Our dear friends, Dan and Kathy, stopped by last night for a dinner to celebrate a recent award and brought with them, not wine or flowers or chocolate or some other traditional hostess gift but rather a treasure trove of seeds. I am talking 439 seed packets!!!! And not just any seeds but heirloom, open pollinated, rare variety seeds, painstakingly place in categories and even entered into a computer program with information on planting times and so on. The seeds were not all for me of course but Kathy is starting to pass them around to those of us who are serious gardeners in the hope that we will plant the seeds, harvest and eat the food and save the seeds for the next generation.

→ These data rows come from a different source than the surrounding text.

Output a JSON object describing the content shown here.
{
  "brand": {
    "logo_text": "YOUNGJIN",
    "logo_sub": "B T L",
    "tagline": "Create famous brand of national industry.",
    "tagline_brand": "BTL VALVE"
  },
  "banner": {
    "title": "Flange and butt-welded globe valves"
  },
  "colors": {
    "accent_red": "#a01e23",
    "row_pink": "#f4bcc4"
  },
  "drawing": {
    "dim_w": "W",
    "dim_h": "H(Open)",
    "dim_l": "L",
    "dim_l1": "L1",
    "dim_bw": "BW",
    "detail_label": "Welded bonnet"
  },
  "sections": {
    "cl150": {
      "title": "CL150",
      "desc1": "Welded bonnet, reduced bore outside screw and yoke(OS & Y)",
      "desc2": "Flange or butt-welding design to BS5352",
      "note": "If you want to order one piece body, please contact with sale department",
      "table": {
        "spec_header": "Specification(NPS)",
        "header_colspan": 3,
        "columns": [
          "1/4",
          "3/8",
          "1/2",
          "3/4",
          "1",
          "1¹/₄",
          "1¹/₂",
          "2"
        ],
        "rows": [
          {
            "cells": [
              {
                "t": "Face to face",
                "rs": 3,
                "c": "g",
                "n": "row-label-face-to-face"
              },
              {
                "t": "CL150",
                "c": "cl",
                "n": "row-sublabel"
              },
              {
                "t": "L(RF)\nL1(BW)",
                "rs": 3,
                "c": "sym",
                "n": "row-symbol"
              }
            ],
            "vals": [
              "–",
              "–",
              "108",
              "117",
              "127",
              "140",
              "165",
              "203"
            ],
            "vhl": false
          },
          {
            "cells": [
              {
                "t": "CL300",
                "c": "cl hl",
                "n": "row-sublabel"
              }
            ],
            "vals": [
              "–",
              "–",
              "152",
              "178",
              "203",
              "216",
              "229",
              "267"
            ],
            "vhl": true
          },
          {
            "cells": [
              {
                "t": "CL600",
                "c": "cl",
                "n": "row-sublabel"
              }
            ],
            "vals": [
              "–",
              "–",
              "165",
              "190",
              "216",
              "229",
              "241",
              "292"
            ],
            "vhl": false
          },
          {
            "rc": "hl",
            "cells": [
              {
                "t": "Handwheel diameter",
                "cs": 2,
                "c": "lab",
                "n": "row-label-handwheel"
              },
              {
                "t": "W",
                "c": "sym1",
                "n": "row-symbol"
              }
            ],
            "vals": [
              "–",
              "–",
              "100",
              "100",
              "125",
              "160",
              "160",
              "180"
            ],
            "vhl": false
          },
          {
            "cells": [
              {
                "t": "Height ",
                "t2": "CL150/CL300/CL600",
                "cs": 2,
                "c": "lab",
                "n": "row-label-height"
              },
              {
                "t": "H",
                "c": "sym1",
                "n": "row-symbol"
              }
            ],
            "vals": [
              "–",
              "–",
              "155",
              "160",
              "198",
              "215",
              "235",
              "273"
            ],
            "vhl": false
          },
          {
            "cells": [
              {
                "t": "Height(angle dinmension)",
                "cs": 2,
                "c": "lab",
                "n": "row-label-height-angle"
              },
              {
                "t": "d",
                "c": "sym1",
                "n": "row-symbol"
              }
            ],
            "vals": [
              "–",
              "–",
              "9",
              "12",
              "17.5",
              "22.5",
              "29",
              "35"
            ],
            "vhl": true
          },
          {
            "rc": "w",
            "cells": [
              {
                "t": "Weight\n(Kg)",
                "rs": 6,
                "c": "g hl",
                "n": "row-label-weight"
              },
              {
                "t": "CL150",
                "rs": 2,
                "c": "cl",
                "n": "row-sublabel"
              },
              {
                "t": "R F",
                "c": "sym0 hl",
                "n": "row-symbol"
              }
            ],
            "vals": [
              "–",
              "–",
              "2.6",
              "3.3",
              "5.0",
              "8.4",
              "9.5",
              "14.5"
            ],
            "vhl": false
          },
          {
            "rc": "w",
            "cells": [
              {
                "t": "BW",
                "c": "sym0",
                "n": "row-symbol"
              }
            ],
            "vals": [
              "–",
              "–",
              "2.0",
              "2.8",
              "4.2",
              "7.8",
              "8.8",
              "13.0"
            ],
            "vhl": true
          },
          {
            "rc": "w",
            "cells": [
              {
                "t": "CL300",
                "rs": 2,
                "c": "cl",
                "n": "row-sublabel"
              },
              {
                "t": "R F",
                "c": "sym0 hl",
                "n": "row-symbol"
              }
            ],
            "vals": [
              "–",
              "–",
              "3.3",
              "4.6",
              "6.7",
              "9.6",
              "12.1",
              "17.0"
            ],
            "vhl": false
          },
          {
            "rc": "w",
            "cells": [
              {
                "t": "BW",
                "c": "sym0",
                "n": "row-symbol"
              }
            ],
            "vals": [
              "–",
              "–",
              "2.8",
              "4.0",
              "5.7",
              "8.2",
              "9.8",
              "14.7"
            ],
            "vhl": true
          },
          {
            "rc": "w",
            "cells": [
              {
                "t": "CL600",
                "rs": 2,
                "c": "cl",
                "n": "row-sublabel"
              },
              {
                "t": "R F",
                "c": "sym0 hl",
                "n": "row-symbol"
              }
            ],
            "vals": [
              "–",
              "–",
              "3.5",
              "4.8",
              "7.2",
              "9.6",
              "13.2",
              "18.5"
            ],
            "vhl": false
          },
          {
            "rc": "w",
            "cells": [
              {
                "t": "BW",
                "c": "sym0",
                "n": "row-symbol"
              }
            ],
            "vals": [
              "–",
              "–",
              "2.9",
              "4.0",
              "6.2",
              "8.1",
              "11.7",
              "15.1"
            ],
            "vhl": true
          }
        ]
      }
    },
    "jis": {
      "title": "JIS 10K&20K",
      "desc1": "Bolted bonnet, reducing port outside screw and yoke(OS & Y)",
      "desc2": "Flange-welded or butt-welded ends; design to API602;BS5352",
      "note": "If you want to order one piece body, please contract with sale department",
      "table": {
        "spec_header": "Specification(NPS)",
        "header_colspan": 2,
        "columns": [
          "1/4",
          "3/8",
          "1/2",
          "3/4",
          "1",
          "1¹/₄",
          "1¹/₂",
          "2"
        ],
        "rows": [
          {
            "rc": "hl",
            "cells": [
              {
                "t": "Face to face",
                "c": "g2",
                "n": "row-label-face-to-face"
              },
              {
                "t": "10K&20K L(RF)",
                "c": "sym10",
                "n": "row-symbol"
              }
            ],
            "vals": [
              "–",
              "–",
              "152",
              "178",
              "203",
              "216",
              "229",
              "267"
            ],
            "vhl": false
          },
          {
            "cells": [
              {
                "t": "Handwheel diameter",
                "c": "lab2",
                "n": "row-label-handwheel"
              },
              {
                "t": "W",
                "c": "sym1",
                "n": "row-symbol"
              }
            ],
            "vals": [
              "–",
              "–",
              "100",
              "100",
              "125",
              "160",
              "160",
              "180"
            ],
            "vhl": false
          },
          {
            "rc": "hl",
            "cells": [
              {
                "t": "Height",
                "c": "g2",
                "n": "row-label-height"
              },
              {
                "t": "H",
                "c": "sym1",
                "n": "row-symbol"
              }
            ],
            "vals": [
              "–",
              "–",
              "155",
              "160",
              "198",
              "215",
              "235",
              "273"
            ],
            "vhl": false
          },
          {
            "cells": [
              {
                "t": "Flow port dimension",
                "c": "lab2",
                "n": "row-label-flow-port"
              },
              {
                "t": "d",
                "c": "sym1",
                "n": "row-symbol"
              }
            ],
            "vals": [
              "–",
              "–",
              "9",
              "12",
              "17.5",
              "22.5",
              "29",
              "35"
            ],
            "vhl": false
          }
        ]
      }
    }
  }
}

One of the goals of our permaculture guild is to start a well-organized seed bank and library. I heard a disturbing statistic this week. 6 seed companies control 98% of the seeds in the whole world. As most of the seeds sold are hybrids, they will not breed true and can not be reliably saved from year to year. If there is any bigger threat to the survival of the human race than the lack of genetic diversity in our food system, I don’t know what is. I also read that although there are hundreds of thousands edible plants,  most people only eat about twenty varieties on a regular basis. What are we missing? I aim to find out. Kathy and I spent hours going over the seeds in her collection. I took samples of as many as I thought I would be able to get in the ground this year as well as some that will store well for future plantings. Onions are the only seeds that only save for one year. I now have 22 varieties of tomatoes and 15 kinds of dry beans. I can’t wait to try the new (old actually) leeks and the many kinds of lettuce. Today, I have  tomake a run to town. I am going to stop at Staples and pick up some small manilla envelopes so I can begin my seed library. I will also be on the lookout for a file cabinet to hold them. Some seeds will be vacuüm sealed in mason jars and held in the freezer. I am also thinking about a file card system that can be collated by starting date and cross referenced by category. This may sound like overkill but when I read about Monsanto and Dow and their death grip on my food supply, I do think this is too much.  Preparedness for the future means having a way to grow food. The time investment now will be my investment in my future and yours. If our kids are to have food security, we can not afford to let our biodiversity go the way of the dinosaur.